I have the following question which I think should be simple to show but I have not succeeded so far in. I have a primitive matrix $A\in \big(\mathbb{N}_0\big) _{n\times n}$, with $\mathbb{N}_0=\{0,1,2,...\}$. I know by the Perron-Frobenius theory that $A$ has a simple leading eigenvalue $\lambda$, with a corresponding eigenvector $v=(v_1,...,v_n)$ such that $\sum v_j=1$ and $v_j>0$ for all $j$. If I assume that $\lambda\in \mathbb{Q}$, does this imply that $v_1,...,v_n\in \mathbb{Q}$ ?
I've numerically computed this for some examples, but I was wondering whether this has to be the case or is there possibly a counter-example?
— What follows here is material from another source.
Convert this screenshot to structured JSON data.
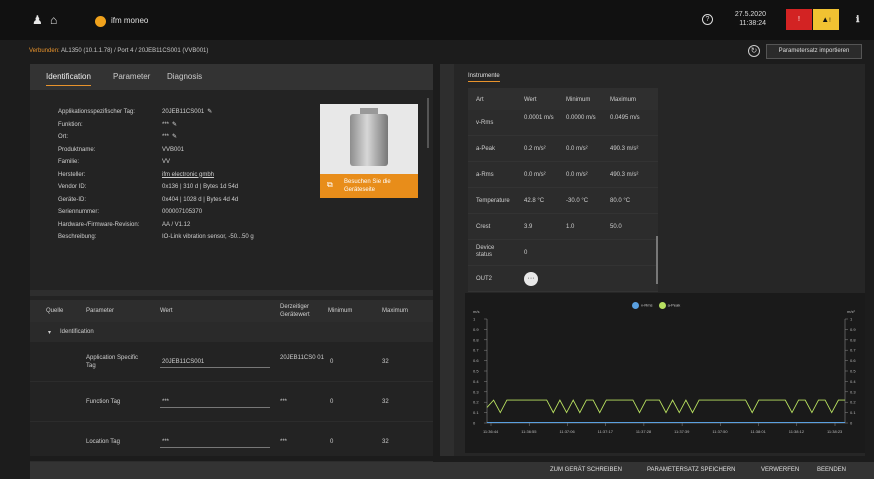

Later edit: I also know that this does not work when I assume that the Perron-Frobenius eigenvector $\lambda$, is not rational. For example, for $A = \begin{pmatrix} 1 & 1 \\ 1 & 0 \end{pmatrix}$, the Perron-Frobenius eigenvetor is $\lambda = \frac{1+\sqrt{5}}{2}$. Its normalized Perron-Frobenius eigenvector is $(\frac{1}{\lambda},\frac{1}{\lambda^2})$.
Yes. For any singular matrix with entries in a field $\mathbb F$, the standard row reduction methods to find vectors in the null space produce a vector with entries in $\mathbb F$.